Remus had stayed on his own for this, staying far enough back from the group he could have the castle wall at his back. His hearing meant he still hadn't missed a word of what Harry said. It was...strange, having it pointed out that he'd died on this day forty years ago, an event that was still fifteen years in his future. Remus couldn't imagine he had done it with any sense of hesitation. As he'd told Peter, he would never pick one of his friends over the others to save. He would sacrifice himself first to save them all.

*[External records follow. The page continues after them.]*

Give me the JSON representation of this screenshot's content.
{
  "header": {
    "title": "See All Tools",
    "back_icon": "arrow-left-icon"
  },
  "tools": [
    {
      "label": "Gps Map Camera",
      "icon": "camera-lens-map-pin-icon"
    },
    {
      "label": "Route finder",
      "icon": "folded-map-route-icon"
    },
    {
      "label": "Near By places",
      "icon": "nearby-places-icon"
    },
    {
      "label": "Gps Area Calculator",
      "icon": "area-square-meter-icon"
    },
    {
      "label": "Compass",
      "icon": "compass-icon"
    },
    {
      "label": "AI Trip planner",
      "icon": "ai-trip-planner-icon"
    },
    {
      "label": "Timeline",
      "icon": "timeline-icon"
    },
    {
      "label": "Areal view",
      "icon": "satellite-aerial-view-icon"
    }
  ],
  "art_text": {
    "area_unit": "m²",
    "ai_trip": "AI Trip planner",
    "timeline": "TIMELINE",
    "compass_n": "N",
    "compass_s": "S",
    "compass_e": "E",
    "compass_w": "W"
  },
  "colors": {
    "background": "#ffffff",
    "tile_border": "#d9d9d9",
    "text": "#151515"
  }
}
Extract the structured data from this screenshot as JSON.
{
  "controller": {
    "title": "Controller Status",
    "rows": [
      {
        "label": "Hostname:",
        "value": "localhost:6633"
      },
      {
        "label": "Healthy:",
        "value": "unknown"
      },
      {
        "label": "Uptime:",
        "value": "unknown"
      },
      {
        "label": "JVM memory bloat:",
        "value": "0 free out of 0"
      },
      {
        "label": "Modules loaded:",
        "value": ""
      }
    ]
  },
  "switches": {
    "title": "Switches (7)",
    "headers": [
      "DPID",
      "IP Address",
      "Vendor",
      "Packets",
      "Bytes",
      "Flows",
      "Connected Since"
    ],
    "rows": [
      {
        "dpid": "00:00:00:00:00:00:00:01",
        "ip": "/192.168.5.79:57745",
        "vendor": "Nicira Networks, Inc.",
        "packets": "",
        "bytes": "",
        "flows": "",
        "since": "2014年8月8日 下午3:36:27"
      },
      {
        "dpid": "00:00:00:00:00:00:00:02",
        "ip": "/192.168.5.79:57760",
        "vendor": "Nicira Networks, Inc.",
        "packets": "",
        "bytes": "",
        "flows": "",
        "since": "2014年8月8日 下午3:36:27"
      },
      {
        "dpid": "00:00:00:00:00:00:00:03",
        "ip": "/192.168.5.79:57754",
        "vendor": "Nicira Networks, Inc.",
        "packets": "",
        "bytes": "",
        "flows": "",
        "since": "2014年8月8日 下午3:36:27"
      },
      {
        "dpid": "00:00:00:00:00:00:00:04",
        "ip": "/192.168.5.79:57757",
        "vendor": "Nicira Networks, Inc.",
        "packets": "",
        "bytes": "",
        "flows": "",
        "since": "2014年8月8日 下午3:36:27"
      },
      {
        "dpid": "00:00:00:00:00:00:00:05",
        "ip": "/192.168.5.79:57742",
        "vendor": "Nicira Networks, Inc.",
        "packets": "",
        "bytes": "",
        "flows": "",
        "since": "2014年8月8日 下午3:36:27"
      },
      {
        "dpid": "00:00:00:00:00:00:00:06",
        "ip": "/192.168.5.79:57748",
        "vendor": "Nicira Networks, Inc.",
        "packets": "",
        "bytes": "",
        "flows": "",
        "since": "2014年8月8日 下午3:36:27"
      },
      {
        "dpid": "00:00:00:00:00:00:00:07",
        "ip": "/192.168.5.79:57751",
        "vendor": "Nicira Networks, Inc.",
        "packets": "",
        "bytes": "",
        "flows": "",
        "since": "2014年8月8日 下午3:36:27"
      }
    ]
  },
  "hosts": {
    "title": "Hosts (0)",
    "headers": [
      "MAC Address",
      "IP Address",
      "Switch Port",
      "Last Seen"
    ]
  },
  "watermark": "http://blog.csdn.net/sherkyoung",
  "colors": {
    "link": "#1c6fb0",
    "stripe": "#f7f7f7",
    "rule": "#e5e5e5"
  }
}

He remembered the smaller, private memorials that still seemed to be just a couple years ago for him. There had been a large memorial for James and Lily, of course. Once the celebratory atmosphere had dissipated and enough people had understood that the tiny baby the young man addressing them had been then was now an orphan, his parents -- both standing off to one side today -- had died to save him. Golden eyes closed briefly against the memory as Remus reminded himself they were now alive again.
Too many days like this, too many speeches about holding onto memories and living for those who had sacrificed, had been what finally pushed his grief-stricken self to leave the country. Memorials, he had decided then, were not for the lost, but for the survivors, much as he'd told Harry after Cassandra's death. It wasn't about remembering loved ones gone, but finding a reason for the living to continue on. But how many didn't have Harry Potter to remember their names? How many names were lost to time because they were simply living their lives despite the politicians and heroes around them?
Memorials were for the survivors, but they weren't for Remus. The speeches were nice tributes, but ultimately, the people were forgotten except by those who knew and cared for them most. He and Regulus had collected enough names, photos, and fragments of lives ended too soon for Remus to think speeches meant anything to the nameless dead.
Still, Remus could look around and see others besides James and Lily who he'd been there to mourn after the first war. Marlene was one, the loss of her entire family had been a huge blow to those in the Order. Peter, of course. He may have been the one to betray them, but two years ago all Remus had known was his friend was gone.
That thought led him to Sirius, the best friend he'd wanted to hate for betraying them, but had never truly been able to believe it. Remus thought he'd mourned the most for Sirius, taken away to Azkaban, as out of Remus' reach as surely as death had taken the others. But, there had been no closure, no chance to ask why. The world had said he was guilty. Remus' heart wouldn't believe it. Now that they were both alive and able to talk, that sense of loss should have faded. And, yet, Remus still feared he was going to lose his best friend now.
His gaze moved then, inevitably, to Regulus and he smiled softly. He hadn't known Regulus well enough to mourn his presumed death beyond the sadness of a young life lost and his friend's loss of a brother. It hadn't been until they all got their second chance that he'd gotten to know the younger Black brother well. It was strange how much Remus had come to care for him in just two and a half months. And, yet, he knew that Regulus was now one of those he would sacrifice himself to protect.
The same people Remus would die for were the reason he would live, now, and try to do better than before. People didn't live for faceless graves and lofty ideals, he thought. People lived for the people in their lives, the people that mattered to them.